Similarly, I came to realize that telling stories about the past was pretty much the most my parents could or would do to participate in my process of confronting it. In order not to engage with my future children the way that my parents had with me, I wanted to face my historical pain. I started to apply that self-examination to understand how our country has continued to be such a terrifying place.
Just like in the election poster, Nelson Mandela’s love of children was well documented throughout his presidency. The majority of his philanthropic work was focused on children, and his delight in their presence shone through in person and in photographs. But, in his autobiography, Long Walk to Freedom, the statesman wrote of his regrets about his extended absences from his own children’s lives because of his activism, incarceration, and eventual presidency. His daughter Makaziwe has also spoken of the distress the siblings suffered because of their father’s absence.
Leading up to the thirtieth anniversary of Mandela’s election as the public father of the nation, some of the most shocking news stories about his legacy have been about his private life. In recent years, members of his family have publicly battled over the right to auction some personal items, including his hearing aids and ID document. His former homes are falling into disrepair due to neglect. Not even the greatest among us is exempt from needing community support and space to struggle openly. I hope that understanding sets the agenda for the next few decades of continuing to shape this dynamic, hard-won young democracy of ours.
It may not be possible for our current crop of leaders to engage with concepts like healing, pain, and trauma—which are coded as ephemeral, unsubstantiated, and unrelated to the work of governance. But, when millions of people are expected to seek private, individualized solutions to such a widespread problem, how can the issue not touch on governance?
Cyril Ramaphosa and some of the other officials who attended Mkhulu Peter’s funeral are the same political minds who began their careers thirty years ago, full of promise and with the confidence of the nation. As I watched them give their speeches and pay their respects in January, they seemed at once weak and immovable—gripping tightly to power out of sheer desperation and myopic egos.
There is an isiZulu song whose lyrics go, “Sasingenjena, soniwa ngabantu. Sasingenjena, basiphendula inhliziyo.” We were not like this, we were soured by people. We were not like this, they turned our hearts.
In my increasingly rare moments of compassionate consideration for Ramaphosa and his comrades, I think about how South Africa let down those young heroes just as much as—or even because—we tirelessly celebrated their accomplishments. Perhaps they also let themselves down by masculinizing transformation and reconciliation processes to the point that there weren’t enough alternative voices and perspectives to bring the often feminized, privatized work of healing to the national agenda.

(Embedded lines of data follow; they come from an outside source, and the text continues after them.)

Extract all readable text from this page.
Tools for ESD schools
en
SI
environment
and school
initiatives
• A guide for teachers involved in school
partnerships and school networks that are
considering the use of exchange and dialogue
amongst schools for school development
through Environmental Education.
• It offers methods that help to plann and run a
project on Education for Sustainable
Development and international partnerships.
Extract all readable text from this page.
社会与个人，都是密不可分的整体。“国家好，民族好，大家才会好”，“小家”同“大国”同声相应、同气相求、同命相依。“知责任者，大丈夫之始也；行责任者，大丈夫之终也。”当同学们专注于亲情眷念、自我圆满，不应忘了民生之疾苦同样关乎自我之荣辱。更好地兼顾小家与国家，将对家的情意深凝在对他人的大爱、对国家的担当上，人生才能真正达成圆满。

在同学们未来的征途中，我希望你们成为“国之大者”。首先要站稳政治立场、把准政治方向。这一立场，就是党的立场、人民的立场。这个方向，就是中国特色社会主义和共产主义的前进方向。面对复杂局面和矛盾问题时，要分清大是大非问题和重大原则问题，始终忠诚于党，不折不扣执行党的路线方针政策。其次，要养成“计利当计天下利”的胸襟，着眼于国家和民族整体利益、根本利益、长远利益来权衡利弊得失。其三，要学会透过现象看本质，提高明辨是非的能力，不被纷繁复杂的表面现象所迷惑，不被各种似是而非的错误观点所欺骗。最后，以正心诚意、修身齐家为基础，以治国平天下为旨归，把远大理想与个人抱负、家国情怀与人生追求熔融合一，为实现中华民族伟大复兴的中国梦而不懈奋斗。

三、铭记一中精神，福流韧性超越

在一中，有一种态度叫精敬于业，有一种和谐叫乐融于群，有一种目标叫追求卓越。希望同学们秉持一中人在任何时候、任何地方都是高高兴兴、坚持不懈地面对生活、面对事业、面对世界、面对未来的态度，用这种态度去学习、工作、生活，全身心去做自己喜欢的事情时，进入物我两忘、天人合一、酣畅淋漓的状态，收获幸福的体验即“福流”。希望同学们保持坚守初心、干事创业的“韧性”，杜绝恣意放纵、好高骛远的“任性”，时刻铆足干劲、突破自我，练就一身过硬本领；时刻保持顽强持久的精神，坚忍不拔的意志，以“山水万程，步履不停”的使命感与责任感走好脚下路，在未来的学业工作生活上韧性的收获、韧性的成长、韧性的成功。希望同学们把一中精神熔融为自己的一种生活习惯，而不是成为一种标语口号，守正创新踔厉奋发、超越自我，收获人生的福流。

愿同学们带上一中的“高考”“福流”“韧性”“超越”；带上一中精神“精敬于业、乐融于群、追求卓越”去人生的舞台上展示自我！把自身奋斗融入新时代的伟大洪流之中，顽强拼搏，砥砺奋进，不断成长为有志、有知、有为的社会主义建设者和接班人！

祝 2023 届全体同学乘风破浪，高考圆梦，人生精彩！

Beyond voting in the upcoming election, there is much ownership to be taken and work to be done on our parts—the work of deciding and pursuing who we want to be as a people, what we want it to feel like to be South African. These issues don’t fit neatly into a campaign-trail talking point like crime or public services.

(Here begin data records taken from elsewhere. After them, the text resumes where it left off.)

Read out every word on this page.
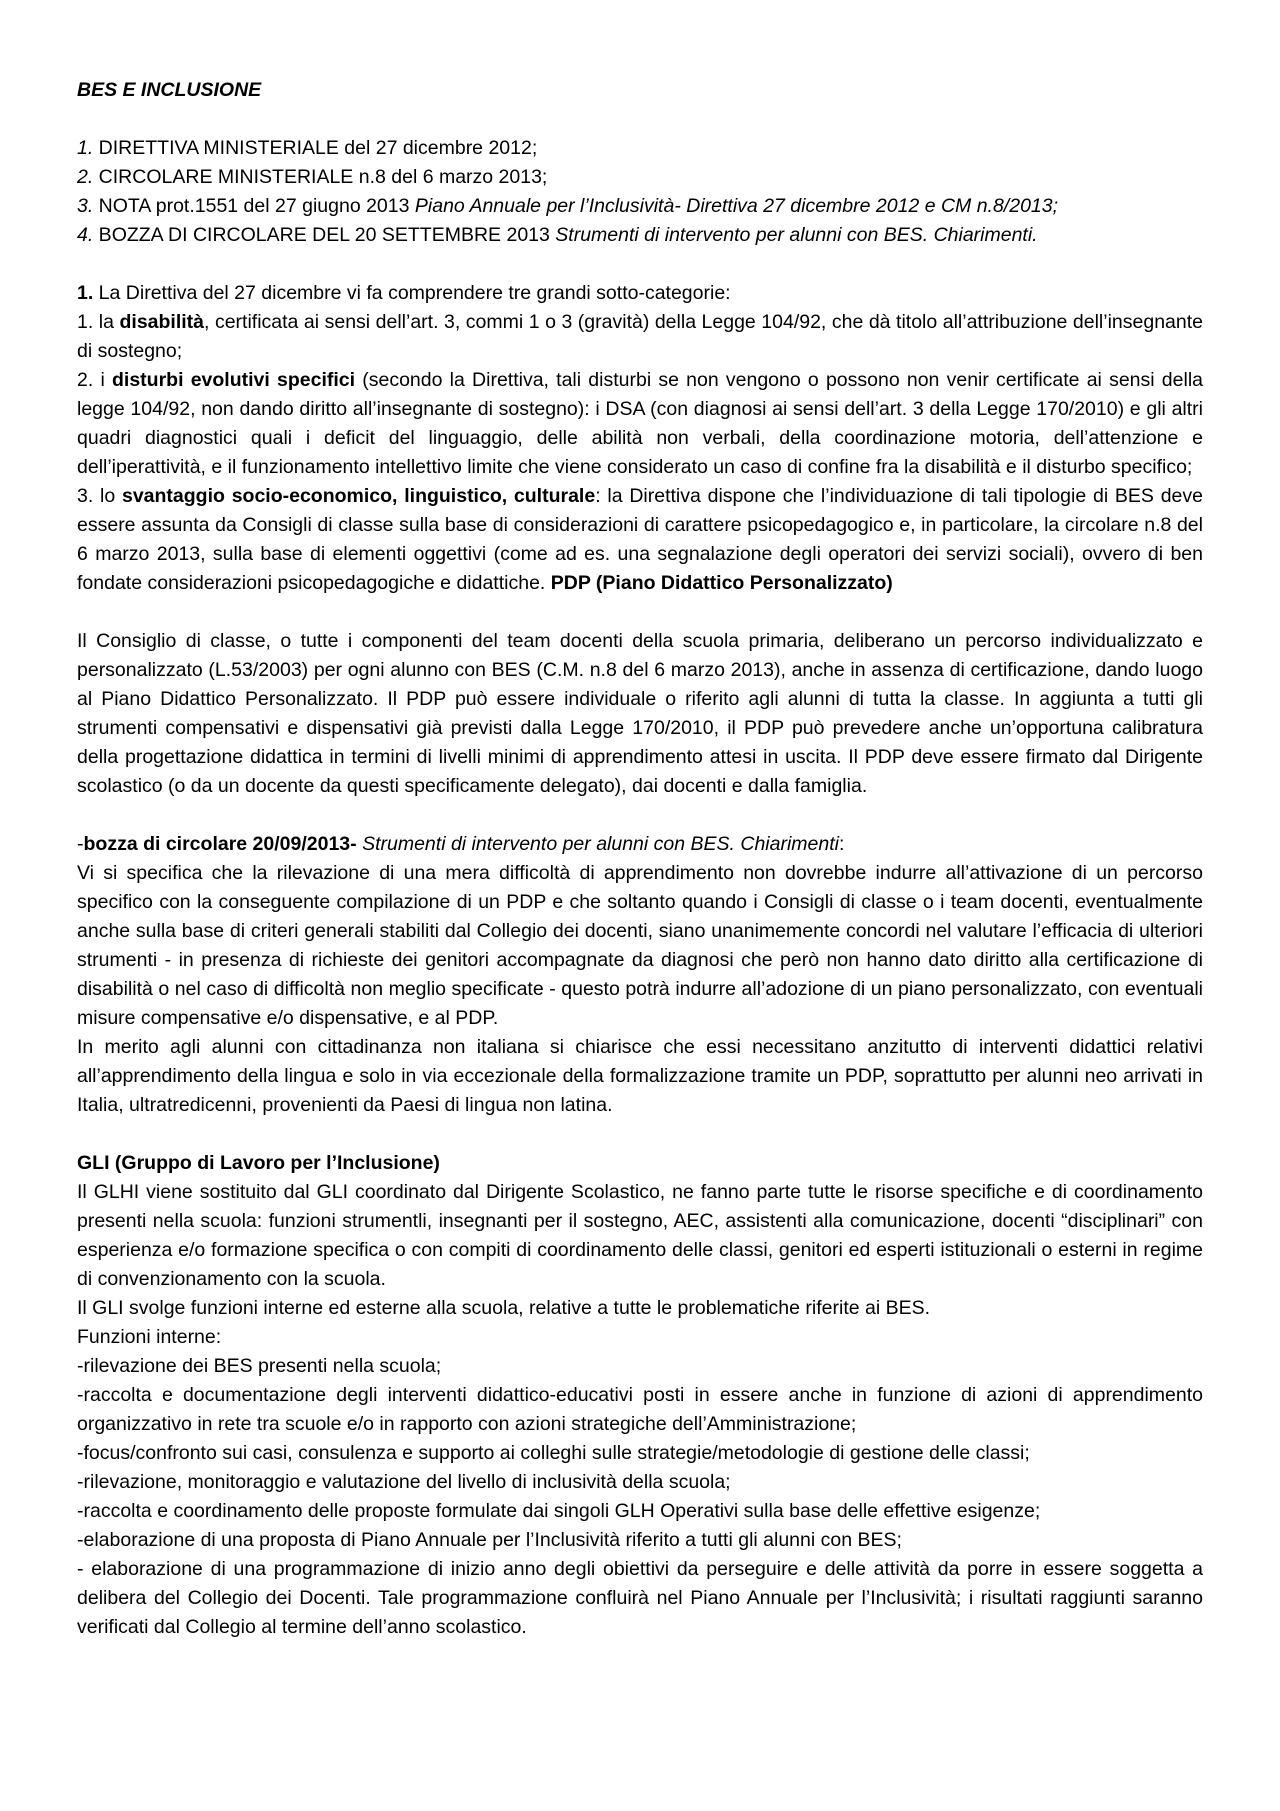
BES E INCLUSIONE

1. DIRETTIVA MINISTERIALE del 27 dicembre 2012;

2. CIRCOLARE MINISTERIALE n.8 del 6 marzo 2013;

3. NOTA prot.1551 del 27 giugno 2013 Piano Annuale per l’Inclusività- Direttiva 27 dicembre 2012 e CM n.8/2013;

4. BOZZA DI CIRCOLARE DEL 20 SETTEMBRE 2013 Strumenti di intervento per alunni con BES. Chiarimenti.

1. La Direttiva del 27 dicembre vi fa comprendere tre grandi sotto-categorie:

1. la disabilità, certificata ai sensi dell’art. 3, commi 1 o 3 (gravità) della Legge 104/92, che dà titolo all’attribuzione dell’insegnante di sostegno;

2. i disturbi evolutivi specifici (secondo la Direttiva, tali disturbi se non vengono o possono non venir certificate ai sensi della legge 104/92, non dando diritto all’insegnante di sostegno): i DSA (con diagnosi ai sensi dell’art. 3 della Legge 170/2010) e gli altri quadri diagnostici quali i deficit del linguaggio, delle abilità non verbali, della coordinazione motoria, dell’attenzione e dell’iperattività, e il funzionamento intellettivo limite che viene considerato un caso di confine fra la disabilità e il disturbo specifico;

3. lo svantaggio socio-economico, linguistico, culturale: la Direttiva dispone che l’individuazione di tali tipologie di BES deve essere assunta da Consigli di classe sulla base di considerazioni di carattere psicopedagogico e, in particolare, la circolare n.8 del 6 marzo 2013, sulla base di elementi oggettivi (come ad es. una segnalazione degli operatori dei servizi sociali), ovvero di ben fondate considerazioni psicopedagogiche e didattiche. PDP (Piano Didattico Personalizzato)

Il Consiglio di classe, o tutte i componenti del team docenti della scuola primaria, deliberano un percorso individualizzato e personalizzato (L.53/2003) per ogni alunno con BES (C.M. n.8 del 6 marzo 2013), anche in assenza di certificazione, dando luogo al Piano Didattico Personalizzato. Il PDP può essere individuale o riferito agli alunni di tutta la classe. In aggiunta a tutti gli strumenti compensativi e dispensativi già previsti dalla Legge 170/2010, il PDP può prevedere anche un’opportuna calibratura della progettazione didattica in termini di livelli minimi di apprendimento attesi in uscita. Il PDP deve essere firmato dal Dirigente scolastico (o da un docente da questi specificamente delegato), dai docenti e dalla famiglia.

-bozza di circolare 20/09/2013- Strumenti di intervento per alunni con BES. Chiarimenti:

Vi si specifica che la rilevazione di una mera difficoltà di apprendimento non dovrebbe indurre all’attivazione di un percorso specifico con la conseguente compilazione di un PDP e che soltanto quando i Consigli di classe o i team docenti, eventualmente anche sulla base di criteri generali stabiliti dal Collegio dei docenti, siano unanimemente concordi nel valutare l’efficacia di ulteriori strumenti - in presenza di richieste dei genitori accompagnate da diagnosi che però non hanno dato diritto alla certificazione di disabilità o nel caso di difficoltà non meglio specificate - questo potrà indurre all’adozione di un piano personalizzato, con eventuali misure compensative e/o dispensative, e al PDP.

In merito agli alunni con cittadinanza non italiana si chiarisce che essi necessitano anzitutto di interventi didattici relativi all’apprendimento della lingua e solo in via eccezionale della formalizzazione tramite un PDP, soprattutto per alunni neo arrivati in Italia, ultratredicenni, provenienti da Paesi di lingua non latina.

GLI (Gruppo di Lavoro per l’Inclusione)

Il GLHI viene sostituito dal GLI coordinato dal Dirigente Scolastico, ne fanno parte tutte le risorse specifiche e di coordinamento presenti nella scuola: funzioni strumentli, insegnanti per il sostegno, AEC, assistenti alla comunicazione, docenti “disciplinari” con esperienza e/o formazione specifica o con compiti di coordinamento delle classi, genitori ed esperti istituzionali o esterni in regime di convenzionamento con la scuola.

Il GLI svolge funzioni interne ed esterne alla scuola, relative a tutte le problematiche riferite ai BES.

Funzioni interne:

-rilevazione dei BES presenti nella scuola;

-raccolta e documentazione degli interventi didattico-educativi posti in essere anche in funzione di azioni di apprendimento organizzativo in rete tra scuole e/o in rapporto con azioni strategiche dell’Amministrazione;

-focus/confronto sui casi, consulenza e supporto ai colleghi sulle strategie/metodologie di gestione delle classi;

-rilevazione, monitoraggio e valutazione del livello di inclusività della scuola;

-raccolta e coordinamento delle proposte formulate dai singoli GLH Operativi sulla base delle effettive esigenze;

-elaborazione di una proposta di Piano Annuale per l’Inclusività riferito a tutti gli alunni con BES;

- elaborazione di una programmazione di inizio anno degli obiettivi da perseguire e delle attività da porre in essere soggetta a delibera del Collegio dei Docenti. Tale programmazione confluirà nel Piano Annuale per l’Inclusività; i risultati raggiunti saranno verificati dal Collegio al termine dell’anno scolastico.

When I started my own process of healing, I was keen to share it with my parents and my sisters. I wanted it to draw us closer together. I’ve learned, however, that the five of us understand and remember in our own ways. Some prefer to focus on the heroism and happy endings. The bravery and greatness we are descended from that got us to where we are now, against difficult odds. Digging into the ways things didn’t turn out okay just feels too threatening. Pointless, even.
But I see this difficult, often ugly process of tending to the lasting wounds as my way of honouring all who came before me. Of completing the work.